When we give with passion from the heart to goals worthy of our time and effort, we receive with profit. Informed and inspired by The Art of Goodwill Giving, we go from passion to profit in two easy steps.
You might, however, find yourself tuning out from all of this; it sounds too good to be true.
If you typically feel drained or exhausted from your daily acts of giving, compassionate or otherwise, you might want to check in with yourself: have I been giving from a place of fear or dread? From a pervasive sense of wanting and lacking? From a nagging sense of obligation? From a perpetual need to be right? From an incessant need to be loved or liked, admired or accepted?

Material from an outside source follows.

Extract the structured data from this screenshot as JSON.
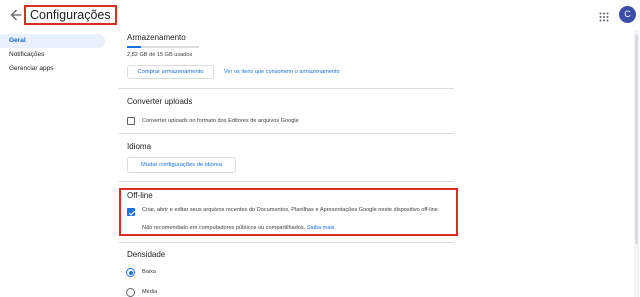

Counsellors would have you release the fear from within, replace the lack from within, lose the obligation from within, get back in touch with your need to be happy, and embrace acceptance for yourself.
The more you practice The Art of Goodwill Giving with In Lak’ech, Ala K’in, the more clear you become about your motivation for giving, and consequently, the more you receive. When you feel energized by the giving (and the receiving), you’ll know that you’ve given from the heart.
The Risks of Goodwill Giving
Before we go out of our way to apply goodwill giving en masse, it would be prudent to allay the concerns raised by skeptical and cynical discourse, and consider the risks of this type of giving and receiving without money as the dominant currency of exchange.
What goes around comes around, and what you put out is what you get back, but sometimes, more than a little time might pass before the fruits of your giving come around again and get back to you.
Or, as the ever-reliable cynic in us would insist, it might not even come back to us at all, and, as the ever-reliable skeptic in us would insist, faith in The Golden Rule might not be enough.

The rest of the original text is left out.